Hollywood director Ron Howard loves a true story, but has also previously shown a penchant for the sentimental. Fortunately, in his thrilling new F1 drama Rush (2013), he abandons the saccharine motifs of his past works, creating one of this year’s most sensory cinematic experiences. Howard and British screenwriter Peter Morgan unite once more to throw us full throttle into the 1970s heyday of Formula One racing. We begin with playboy James Hunt (Chris Hemsworth) rapidly rising through the ranks of F3, bedding any attractive woman that crosses his path and ‘sampling’ plenty of expensive bubbly along the beaten track.

Lurking on the sidelines, however, is ascending Austrian star Niki Lauda (Daniel Brühl) – a very different kind of character altogether – whose calculated approach to racing earns him a place ahead of Hunt in F1. What follows is the dynamic duel between the contrasting drivers which culminated in the tragic moment in the infamous Nürburgring crash of 1976, which left Lauda with third-degree burns all over his body. Yet amazingly for Lauda, this is not where the story ends, as he went on to race just six week later.

Such feats of human endurance are the building blocks of all good dramas – not just those related to sport. Woven into the tapestry of Rush is a monumental battle against undeniable odds and two radically opposed but intriguing characters, all neatly wrapped up with a visual bow of 70s-infused grain. Lauda makes for a wonderfully unlikely hero. He isn’t blessed with the good looks of Hunt; he’s rude and he’s also self-obsessed. For him, the sport is everything. This contrast is beautifully handled as we see ladies’ man Hunt throwing caution to the wind at every turn, whilst Lauda gives everything he has to each race (captured in one scene where Lauda deconstructs his Ferrari 312 T2, rebuilding it by hand).

Despite what the marketing would have you believe, Rush isn’t a biopic of the charismatic Hunt, with Hemsworth by no means the star of the show. Of course, his boyish good looks and rippling torso draw in a certain crowd (especially with Marvel’s second ‘Phase Two’ entry Thor: The Dark World just around the corner), but the real gem of Howard’s latest is undoubtedly Brühl. His superb ability to not just imitate Lauda’s aggressive arrogance, but also to develop the real-life figure into a rounded screen character in his own right, is surely one of his finest performances to date.

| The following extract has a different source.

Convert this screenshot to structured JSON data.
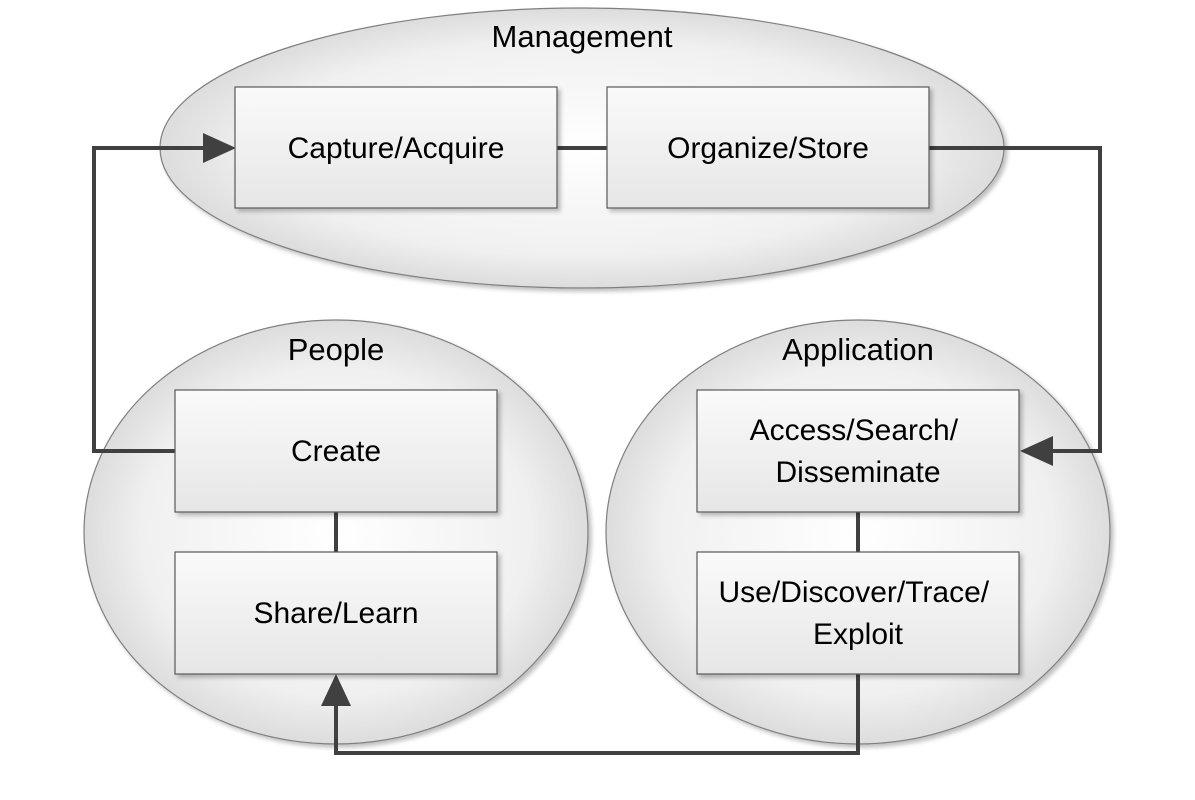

This compelling account is certainty not for the faint-hearted thanks to its incredibly immersive driving sequences and an extraordinarily difficult scene where Lauda’s scorched lungs are literally ‘vacuum cleaned’ in order to save his life. Importantly, though, whilst Howard provides plenty for petrol-heads to coo over, Rush is far more than just a homage to the former heroes of F1; it’s a well-plotted, compelling drama that transcends the very sport it depicts. Set in another era, this could easily have been a story of two crusading knights from antiquity, upholding the divine rights of life, death and, above all, glory.